Alto Ether

Juergen Buchmueller pullmoll at t-online.de
Sun Jul 15 14:20:09 PDT 2007


On Sun, 15 Jul 2007 11:33:23 -0700
Al Kossow <aek at spies.com> wrote:

> All sorts of interesting things happen once the net gets running.

How are the chances to get the Ethernet card PROM a49 dumped? It seems my
guessed PROM just isn't good enough. For example reading of incoming packets
is oftentimes terminated before the packet actually ends.

A first try to do the whole Ethernet timing based on the (invented) PROM was
even worse than what I have now. You get used to how the designers did
their job, but without the real data you're ultimately lost.

Another question I have is if you perhaps know where to find a description
of the F9401 CRC chip? It doesn't seem to be fully compatible with the
74401, just similiar. That's not too important until I have to create and
parse packets including the exact CRC polynomial.

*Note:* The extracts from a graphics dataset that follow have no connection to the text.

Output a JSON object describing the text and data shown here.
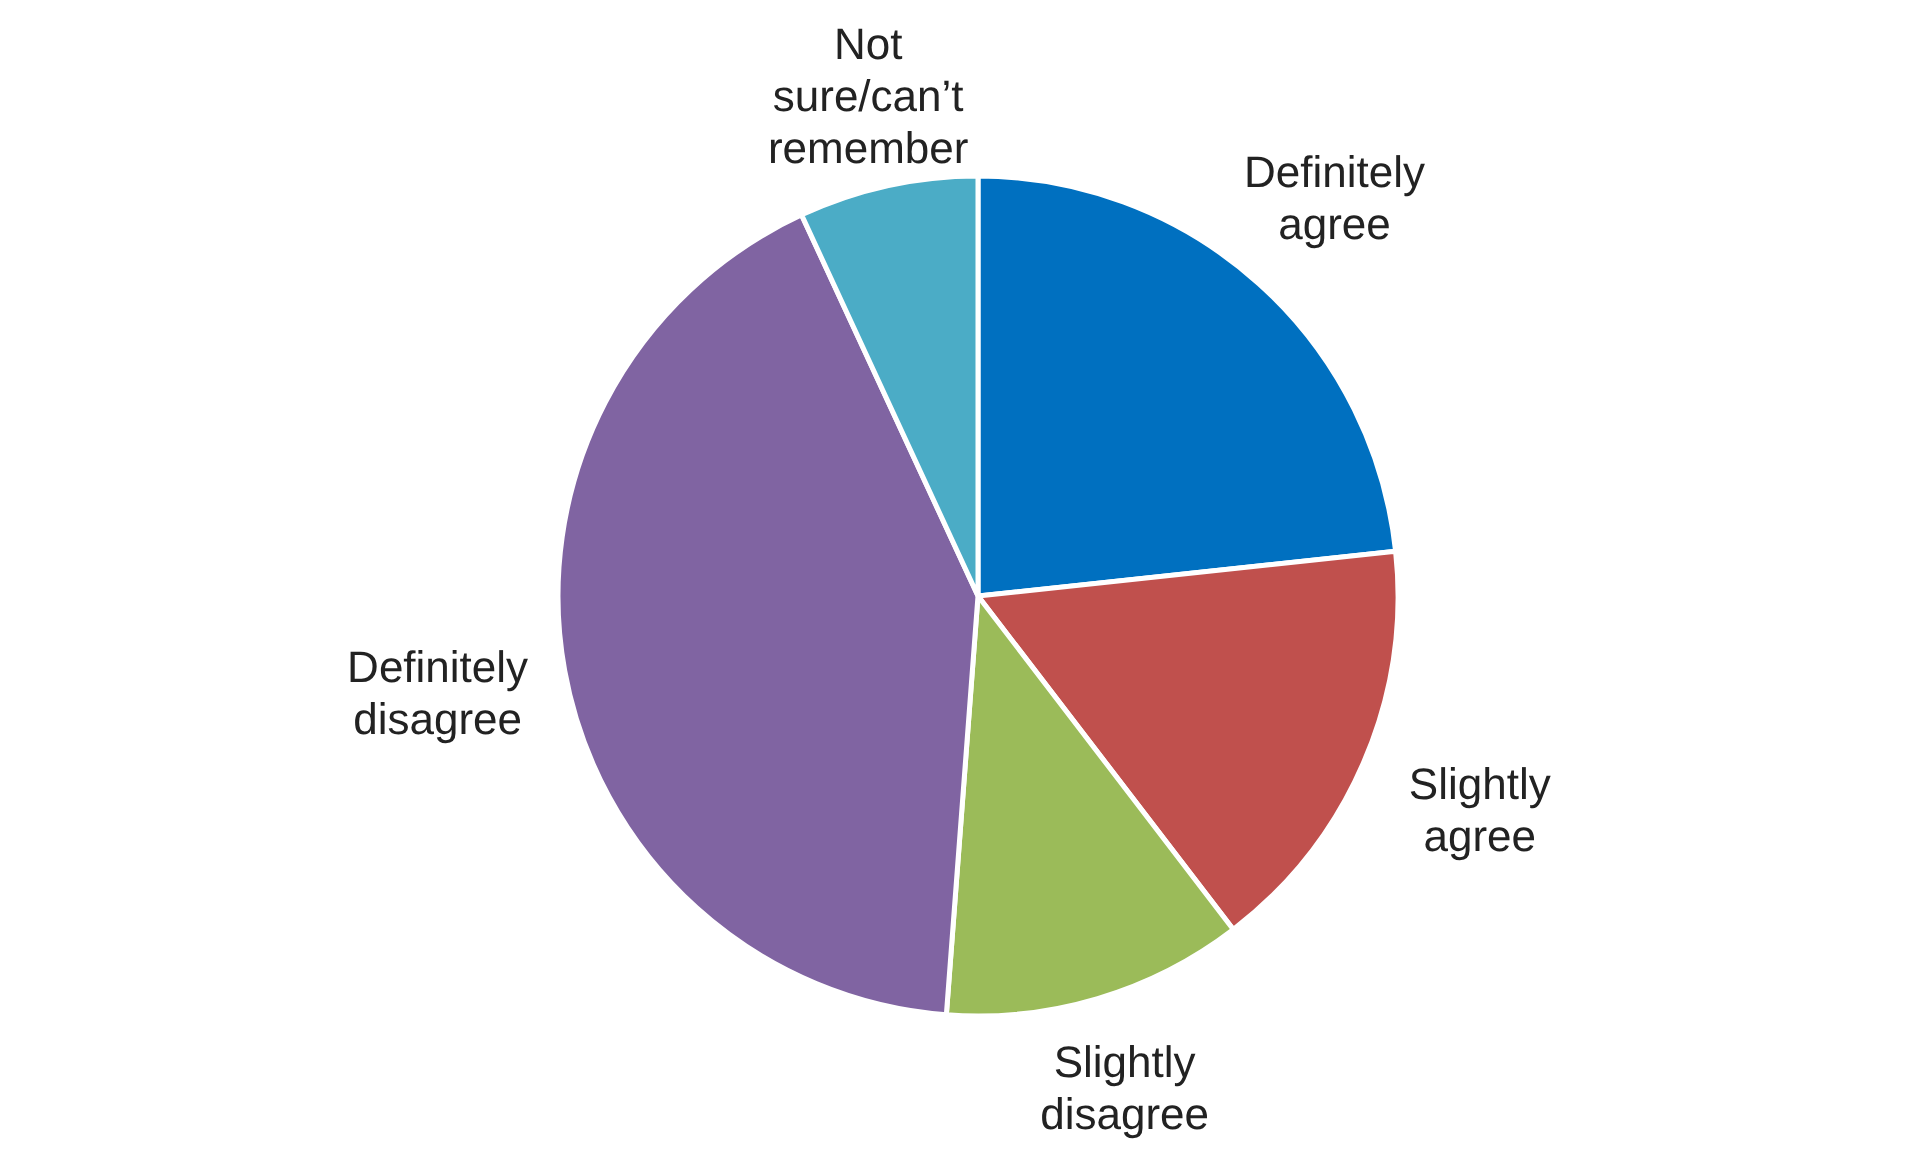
{
  "chart_data": {
    "type": "pie",
    "categories": [
      "Definitely agree",
      "Slightly agree",
      "Slightly disagree",
      "Definitely disagree",
      "Not sure/can’t remember"
    ],
    "values": [
      23.3,
      16.3,
      11.6,
      41.9,
      6.9
    ],
    "colors": [
      "#0070c0",
      "#c0504d",
      "#9bbb59",
      "#8064a2",
      "#4bacc6"
    ]
  }
}
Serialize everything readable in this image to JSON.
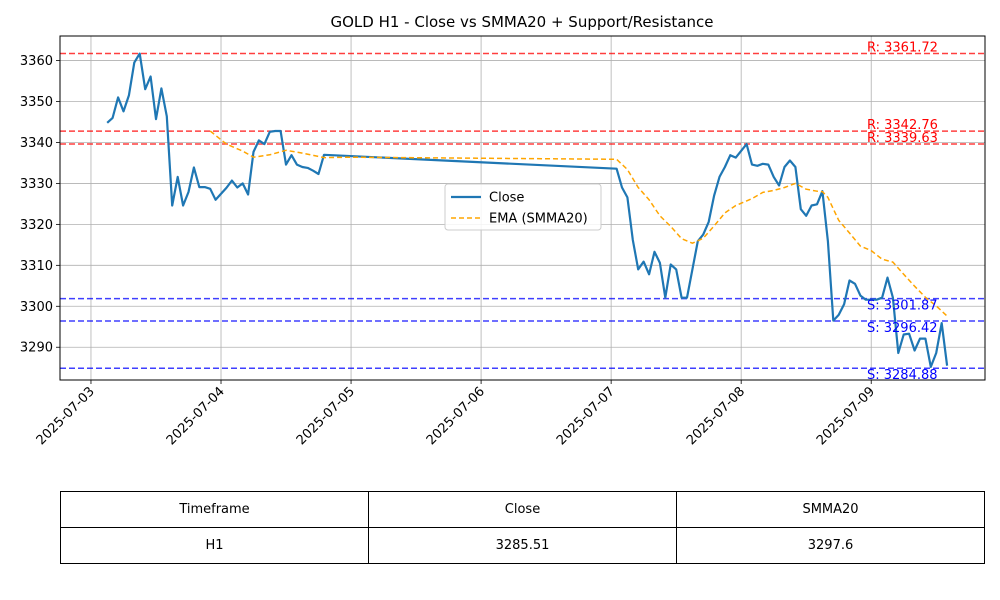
{
  "chart_data": {
    "type": "line",
    "title": "GOLD H1 - Close vs SMMA20 + Support/Resistance",
    "xlabel": "",
    "ylabel": "",
    "x_ticks": [
      "2025-07-03",
      "2025-07-04",
      "2025-07-05",
      "2025-07-06",
      "2025-07-07",
      "2025-07-08",
      "2025-07-09"
    ],
    "y_ticks": [
      3290,
      3300,
      3310,
      3320,
      3330,
      3340,
      3350,
      3360
    ],
    "xlim": [
      "2025-07-02 18:17",
      "2025-07-09 21:00"
    ],
    "ylim": [
      3282,
      3366
    ],
    "grid": true,
    "legend_position": "center-right",
    "series": [
      {
        "name": "Close",
        "color": "#1f77b4",
        "style": "solid",
        "points": [
          [
            "2025-07-03 03:00",
            3344.8
          ],
          [
            "2025-07-03 04:00",
            3346.0
          ],
          [
            "2025-07-03 05:00",
            3351.0
          ],
          [
            "2025-07-03 06:00",
            3347.6
          ],
          [
            "2025-07-03 07:00",
            3351.5
          ],
          [
            "2025-07-03 08:00",
            3359.5
          ],
          [
            "2025-07-03 09:00",
            3361.7
          ],
          [
            "2025-07-03 10:00",
            3353.0
          ],
          [
            "2025-07-03 11:00",
            3356.1
          ],
          [
            "2025-07-03 12:00",
            3345.7
          ],
          [
            "2025-07-03 13:00",
            3353.2
          ],
          [
            "2025-07-03 14:00",
            3346.4
          ],
          [
            "2025-07-03 15:00",
            3324.6
          ],
          [
            "2025-07-03 16:00",
            3331.6
          ],
          [
            "2025-07-03 17:00",
            3324.6
          ],
          [
            "2025-07-03 18:00",
            3327.9
          ],
          [
            "2025-07-03 19:00",
            3333.9
          ],
          [
            "2025-07-03 20:00",
            3329.1
          ],
          [
            "2025-07-03 21:00",
            3329.1
          ],
          [
            "2025-07-03 22:00",
            3328.7
          ],
          [
            "2025-07-03 23:00",
            3326.0
          ],
          [
            "2025-07-04 01:00",
            3328.9
          ],
          [
            "2025-07-04 02:00",
            3330.7
          ],
          [
            "2025-07-04 03:00",
            3329.0
          ],
          [
            "2025-07-04 04:00",
            3330.0
          ],
          [
            "2025-07-04 05:00",
            3327.3
          ],
          [
            "2025-07-04 06:00",
            3337.7
          ],
          [
            "2025-07-04 07:00",
            3340.5
          ],
          [
            "2025-07-04 08:00",
            3339.6
          ],
          [
            "2025-07-04 09:00",
            3342.6
          ],
          [
            "2025-07-04 10:00",
            3342.8
          ],
          [
            "2025-07-04 11:00",
            3342.8
          ],
          [
            "2025-07-04 12:00",
            3334.6
          ],
          [
            "2025-07-04 13:00",
            3336.9
          ],
          [
            "2025-07-04 14:00",
            3334.6
          ],
          [
            "2025-07-04 15:00",
            3334.0
          ],
          [
            "2025-07-04 16:00",
            3333.8
          ],
          [
            "2025-07-04 17:00",
            3333.1
          ],
          [
            "2025-07-04 18:00",
            3332.3
          ],
          [
            "2025-07-04 19:00",
            3337.0
          ],
          [
            "2025-07-07 01:00",
            3333.6
          ],
          [
            "2025-07-07 02:00",
            3329.0
          ],
          [
            "2025-07-07 03:00",
            3326.6
          ],
          [
            "2025-07-07 04:00",
            3316.2
          ],
          [
            "2025-07-07 05:00",
            3309.0
          ],
          [
            "2025-07-07 06:00",
            3310.9
          ],
          [
            "2025-07-07 07:00",
            3307.8
          ],
          [
            "2025-07-07 08:00",
            3313.3
          ],
          [
            "2025-07-07 09:00",
            3310.6
          ],
          [
            "2025-07-07 10:00",
            3302.1
          ],
          [
            "2025-07-07 11:00",
            3310.2
          ],
          [
            "2025-07-07 12:00",
            3309.0
          ],
          [
            "2025-07-07 13:00",
            3302.1
          ],
          [
            "2025-07-07 14:00",
            3302.1
          ],
          [
            "2025-07-07 15:00",
            3309.0
          ],
          [
            "2025-07-07 16:00",
            3315.9
          ],
          [
            "2025-07-07 17:00",
            3317.5
          ],
          [
            "2025-07-07 18:00",
            3320.6
          ],
          [
            "2025-07-07 19:00",
            3327.0
          ],
          [
            "2025-07-07 20:00",
            3331.6
          ],
          [
            "2025-07-07 21:00",
            3334.0
          ],
          [
            "2025-07-07 22:00",
            3336.9
          ],
          [
            "2025-07-07 23:00",
            3336.3
          ],
          [
            "2025-07-08 01:00",
            3339.6
          ],
          [
            "2025-07-08 02:00",
            3334.6
          ],
          [
            "2025-07-08 03:00",
            3334.3
          ],
          [
            "2025-07-08 04:00",
            3334.8
          ],
          [
            "2025-07-08 05:00",
            3334.6
          ],
          [
            "2025-07-08 06:00",
            3331.6
          ],
          [
            "2025-07-08 07:00",
            3329.5
          ],
          [
            "2025-07-08 08:00",
            3334.0
          ],
          [
            "2025-07-08 09:00",
            3335.6
          ],
          [
            "2025-07-08 10:00",
            3334.0
          ],
          [
            "2025-07-08 11:00",
            3323.7
          ],
          [
            "2025-07-08 12:00",
            3322.1
          ],
          [
            "2025-07-08 13:00",
            3324.6
          ],
          [
            "2025-07-08 14:00",
            3324.9
          ],
          [
            "2025-07-08 15:00",
            3328.1
          ],
          [
            "2025-07-08 16:00",
            3315.9
          ],
          [
            "2025-07-08 17:00",
            3296.5
          ],
          [
            "2025-07-08 18:00",
            3297.9
          ],
          [
            "2025-07-08 19:00",
            3300.5
          ],
          [
            "2025-07-08 20:00",
            3306.3
          ],
          [
            "2025-07-08 21:00",
            3305.5
          ],
          [
            "2025-07-08 22:00",
            3302.6
          ],
          [
            "2025-07-08 23:00",
            3301.6
          ],
          [
            "2025-07-09 01:00",
            3301.6
          ],
          [
            "2025-07-09 02:00",
            3302.1
          ],
          [
            "2025-07-09 03:00",
            3307.0
          ],
          [
            "2025-07-09 04:00",
            3302.1
          ],
          [
            "2025-07-09 05:00",
            3288.6
          ],
          [
            "2025-07-09 06:00",
            3293.1
          ],
          [
            "2025-07-09 07:00",
            3293.3
          ],
          [
            "2025-07-09 08:00",
            3289.2
          ],
          [
            "2025-07-09 09:00",
            3292.1
          ],
          [
            "2025-07-09 10:00",
            3292.1
          ],
          [
            "2025-07-09 11:00",
            3285.2
          ],
          [
            "2025-07-09 12:00",
            3288.6
          ],
          [
            "2025-07-09 13:00",
            3295.9
          ],
          [
            "2025-07-09 14:00",
            3285.5
          ]
        ]
      },
      {
        "name": "EMA (SMMA20)",
        "color": "#ffa500",
        "style": "dashed",
        "points": [
          [
            "2025-07-03 22:00",
            3342.8
          ],
          [
            "2025-07-04 01:00",
            3339.6
          ],
          [
            "2025-07-04 04:00",
            3337.9
          ],
          [
            "2025-07-04 06:00",
            3336.4
          ],
          [
            "2025-07-04 09:00",
            3337.0
          ],
          [
            "2025-07-04 12:00",
            3338.1
          ],
          [
            "2025-07-04 15:00",
            3337.4
          ],
          [
            "2025-07-04 19:00",
            3336.3
          ],
          [
            "2025-07-05 00:00",
            3336.4
          ],
          [
            "2025-07-07 01:00",
            3335.9
          ],
          [
            "2025-07-07 03:00",
            3333.4
          ],
          [
            "2025-07-07 05:00",
            3329.0
          ],
          [
            "2025-07-07 07:00",
            3326.0
          ],
          [
            "2025-07-07 09:00",
            3322.1
          ],
          [
            "2025-07-07 11:00",
            3319.5
          ],
          [
            "2025-07-07 13:00",
            3316.5
          ],
          [
            "2025-07-07 15:00",
            3315.4
          ],
          [
            "2025-07-07 17:00",
            3316.6
          ],
          [
            "2025-07-07 19:00",
            3319.6
          ],
          [
            "2025-07-07 21:00",
            3322.8
          ],
          [
            "2025-07-07 23:00",
            3324.6
          ],
          [
            "2025-07-08 02:00",
            3326.3
          ],
          [
            "2025-07-08 04:00",
            3327.8
          ],
          [
            "2025-07-08 06:00",
            3328.3
          ],
          [
            "2025-07-08 08:00",
            3329.0
          ],
          [
            "2025-07-08 10:00",
            3330.0
          ],
          [
            "2025-07-08 12:00",
            3328.6
          ],
          [
            "2025-07-08 14:00",
            3328.1
          ],
          [
            "2025-07-08 15:00",
            3328.0
          ],
          [
            "2025-07-08 16:00",
            3326.6
          ],
          [
            "2025-07-08 18:00",
            3321.0
          ],
          [
            "2025-07-08 20:00",
            3317.9
          ],
          [
            "2025-07-08 22:00",
            3314.7
          ],
          [
            "2025-07-09 00:00",
            3313.6
          ],
          [
            "2025-07-09 02:00",
            3311.5
          ],
          [
            "2025-07-09 04:00",
            3310.8
          ],
          [
            "2025-07-09 06:00",
            3307.8
          ],
          [
            "2025-07-09 08:00",
            3304.9
          ],
          [
            "2025-07-09 10:00",
            3302.2
          ],
          [
            "2025-07-09 12:00",
            3300.1
          ],
          [
            "2025-07-09 14:00",
            3297.6
          ]
        ]
      }
    ],
    "levels": [
      {
        "kind": "resistance",
        "label": "R: 3361.72",
        "value": 3361.72,
        "color": "#ff0000"
      },
      {
        "kind": "resistance",
        "label": "R: 3342.76",
        "value": 3342.76,
        "color": "#ff0000"
      },
      {
        "kind": "resistance",
        "label": "R: 3339.63",
        "value": 3339.63,
        "color": "#ff0000"
      },
      {
        "kind": "support",
        "label": "S: 3301.87",
        "value": 3301.87,
        "color": "#0000ff"
      },
      {
        "kind": "support",
        "label": "S: 3296.42",
        "value": 3296.42,
        "color": "#0000ff"
      },
      {
        "kind": "support",
        "label": "S: 3284.88",
        "value": 3284.88,
        "color": "#0000ff"
      }
    ]
  },
  "table": {
    "headers": [
      "Timeframe",
      "Close",
      "SMMA20"
    ],
    "row": [
      "H1",
      "3285.51",
      "3297.6"
    ]
  }
}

> Something you will also want to simulate is the Trident disk interface.

I saw triex.run on diag.dsk.Z, but I haven't seen the Trident hardware
mentioned, except as a range of memory addresses in some "regusage" file.

> Once you have that working, you can try bringing up the IFS (interim file server)
> which lets you do things like network booting. We would REALLY like to have a file
> server of some form on the 3mb net at the Museum we're going to put together for
> the Alto restoration.

L'll try to do a IPv4 packet translation back and forth inside Salto, and
if you can then route packets between your LAN and the 3MB net at the
museum, that should really be all you need. SDL is fairly portable. Salto
compiles and runs on CYGWIN with just one change: some missing error number
in errno.h. An IFS server could probably even run without any display at
all.

Right now IFS.RUN does nothing but show a hourglass cursor.

Over the next couple of weeks I'll have devote some time to a paid job. I
am, however, optimistic to be able to get the Ethernet simulation working
well enough. It was so far easy, compared to the obstacles in the DIABLO
drive emulation.

> There are some unix-side services written at Stanford for net booting. That's where
> the boot images came from. That stuff ran off of Nowiki's packet filter code.

It may help to be able to peek at this. It'll be the first time I do this
either way, using existing packet filter code, or creating my own raw IP
packets. I haven't written any packet filter accessing code yet, while I
don't fear it. It's just that it will take some time.

BTW: Sorry Eric for abusing the list. I am, of course, willing to help, if
you want to use any of the info and findings for Altogether.